I don’t really have an exit strategy or plan, but the right time would be if/when someone offers me a very high multiple for what I’ve created and I’m tired of working on the project and have another site in growth mode.
If you could go back, would you choose the same domain name or a different one?:
At this point, I’d probably still choose the same domain name.
Technically it doesn’t make a whole lot of sense because my original intention was to create short one-hour-long courses, but I think it’s a highly brandable/reputable name that’s been established well over the years so it’s hard to picture not using it.
How do you think the latest developments in AI will impact your business?
I think AI will drastically change my industry over the next 5 years.
While AI content production isn’t where it needs to be yet, people underestimate that AI learns exponentially. That said, I feel that within a couple of years, most sites that rely on informational content only will lose a large portion of their market share. Of course, people will still value human beings and their opinions, so my hope is that those who have a personal brand like my own will continue to thrive.
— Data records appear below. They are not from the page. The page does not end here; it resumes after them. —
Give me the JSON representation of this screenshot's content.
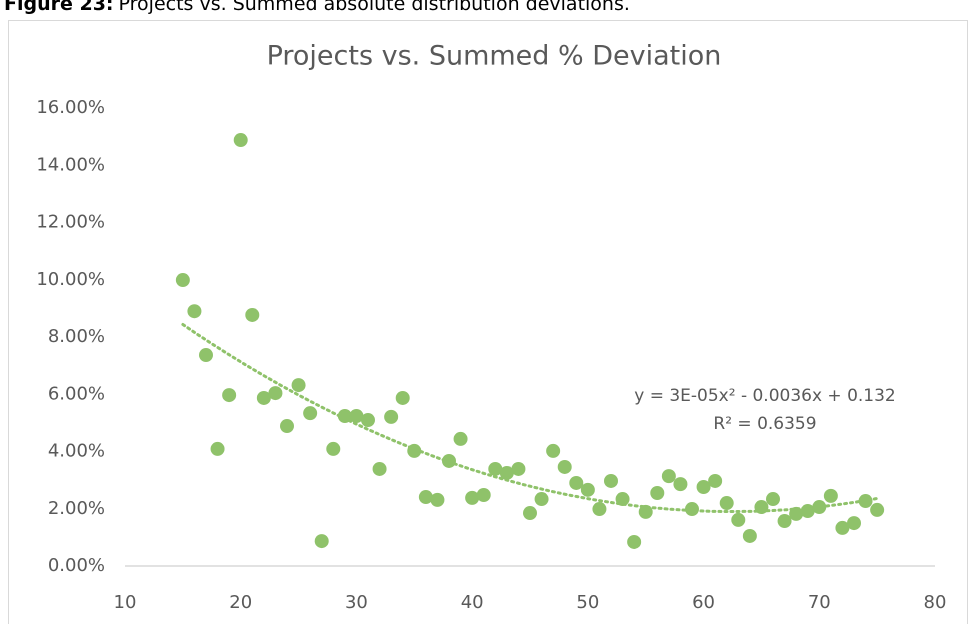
{
  "caption_label": "Figure 23:",
  "caption_text": "Projects vs. Summed absolute distribution deviations.",
  "chart_data": {
    "type": "scatter",
    "title": "Projects vs. Summed % Deviation",
    "color": "#8fc26a",
    "x": [
      15,
      16,
      17,
      18,
      19,
      20,
      21,
      22,
      23,
      24,
      25,
      26,
      27,
      28,
      29,
      30,
      31,
      32,
      33,
      34,
      35,
      36,
      37,
      38,
      39,
      40,
      41,
      42,
      43,
      44,
      45,
      46,
      47,
      48,
      49,
      50,
      51,
      52,
      53,
      54,
      55,
      56,
      57,
      58,
      59,
      60,
      61,
      62,
      63,
      64,
      65,
      66,
      67,
      68,
      69,
      70,
      71,
      72,
      73,
      74,
      75
    ],
    "values": [
      9.99,
      8.9,
      7.37,
      4.09,
      5.97,
      14.88,
      8.77,
      5.87,
      6.04,
      4.89,
      6.32,
      5.34,
      0.87,
      4.09,
      5.24,
      5.24,
      5.1,
      3.39,
      5.21,
      5.87,
      4.02,
      2.41,
      2.31,
      3.67,
      4.44,
      2.38,
      2.48,
      3.39,
      3.25,
      3.39,
      1.85,
      2.34,
      4.02,
      3.46,
      2.9,
      2.66,
      1.99,
      2.97,
      2.34,
      0.84,
      1.89,
      2.55,
      3.14,
      2.86,
      1.99,
      2.76,
      2.97,
      2.2,
      1.61,
      1.05,
      2.06,
      2.34,
      1.57,
      1.82,
      1.92,
      2.06,
      2.45,
      1.33,
      1.5,
      2.27,
      1.96
    ],
    "xlim": [
      10,
      80
    ],
    "xticks": [
      10,
      20,
      30,
      40,
      50,
      60,
      70,
      80
    ],
    "ylim": [
      0,
      16
    ],
    "yticks": [
      {
        "value": 0,
        "label": "0.00%"
      },
      {
        "value": 2,
        "label": "2.00%"
      },
      {
        "value": 4,
        "label": "4.00%"
      },
      {
        "value": 6,
        "label": "6.00%"
      },
      {
        "value": 8,
        "label": "8.00%"
      },
      {
        "value": 10,
        "label": "10.00%"
      },
      {
        "value": 12,
        "label": "12.00%"
      },
      {
        "value": 14,
        "label": "14.00%"
      },
      {
        "value": 16,
        "label": "16.00%"
      }
    ],
    "grid": false,
    "trendline": {
      "type": "polynomial",
      "order": 2,
      "equation": "y = 3E-05x² - 0.0036x + 0.132",
      "r_squared": "R² = 0.6359"
    }
  }
}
I think the biggest question at this time is how Google will feel about AI content and what their policy will be for those who create it. I feel there will be a point where it may be undetectable, and I’m not sure if Google will simply have its own AI answering queries or if they’ll allow or penalize site owners.
Thank you Ron for doing this interview and helping kick off this new series of talks with entrepreneurs, freelancers, marketers, and domain experts.